Ever wonder how beer goes from grain to glass?
Creativity meets science in each batch of beer brewed at Red Bear Brewing Co. We follow these methods below to control each variable as closely as we can through each step of the process. We also perform sensory tests to ensure the beer is up to snuff. As in we taste the beer. For quality. A lot.
1) milling and mash in
Grain is crushed in our mill and fed into and auger that carries it up to the mash-tun where it is mixed with precisely temperature controlled filtered water. Usually malted barley is used for craft beer, but sometimes wheat, oats, rye and other grains are added. Crushing the grain exposes it's endosperm which contains the starches that make up the body of the beer!
The crushed grain is mixed with water that is heated to a precise temperature. This activates enzymes that exist in the grain that break down the endosperm from starch to simpler sugars that yeast can easily consume. Once the enzymes are done, the liquid, now known as wort, is recirculated through the grain bed acting like a filter to remove as many particles of grain as possible.
Once the sugars and other flavor compounds are broken down the wort is transferred to the boil kettle. It is then boiled; this accomplishes a few things. Some undesirable compounds are boiled off. The wort is sterilized from the heat and concentrated to the specifications of the beer recipe. Hops are added for bitterness and flavor. Sometimes other simple sources of sugar and flavoring ingredients are also added.
4) Grain out
While the rest of the brewing process continues, the now-spent grain is removed from the mash tun and picked up by local farmers to be used for animal feed or composting. It’s the circle of liiiife!
The wort is almost ready to be turned into beer! It passes through a heat exchanger to be cooled to a temperature that is safe for yeast to survive in on its way to a fermentation vessel. The water used to cool the wort is also filtered so it can be recycled back into the hot liquor tank. This saves both energy and water!
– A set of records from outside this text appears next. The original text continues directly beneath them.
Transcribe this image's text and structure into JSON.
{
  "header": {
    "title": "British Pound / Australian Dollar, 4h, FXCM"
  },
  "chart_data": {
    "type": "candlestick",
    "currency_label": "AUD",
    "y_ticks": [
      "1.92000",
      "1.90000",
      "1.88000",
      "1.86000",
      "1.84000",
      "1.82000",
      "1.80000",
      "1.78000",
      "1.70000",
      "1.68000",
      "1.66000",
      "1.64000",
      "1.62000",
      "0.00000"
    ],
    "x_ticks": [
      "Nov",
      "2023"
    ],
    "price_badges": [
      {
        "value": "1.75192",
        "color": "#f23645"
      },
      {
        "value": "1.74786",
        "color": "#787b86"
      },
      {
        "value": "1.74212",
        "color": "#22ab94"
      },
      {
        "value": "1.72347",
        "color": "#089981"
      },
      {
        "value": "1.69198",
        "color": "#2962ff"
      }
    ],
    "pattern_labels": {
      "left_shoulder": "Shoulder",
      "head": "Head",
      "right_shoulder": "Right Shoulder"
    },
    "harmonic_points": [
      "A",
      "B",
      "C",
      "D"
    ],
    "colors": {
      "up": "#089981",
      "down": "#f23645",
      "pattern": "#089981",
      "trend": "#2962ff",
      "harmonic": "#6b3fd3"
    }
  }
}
The now cooled wort is transferred into a fermentation vessel. Yeast is added which will consume the sugars in the wort to produce ethanol (alcohol) and Co2. During this process, depending on the strain of yeast and temperature it ferments at, the yeast can create a wide array of flavor and aroma compounds.
The newly created beer is transferred to a brite tank where it is further matured and carbonated. Once the beer is ready, it is kegged out to be served in our taproom or distributed to be poured elsewhere.
And that’s how your delicious Red Bear beer is made! Hopefully you’ve had one open while reading, but feel free to go get one now!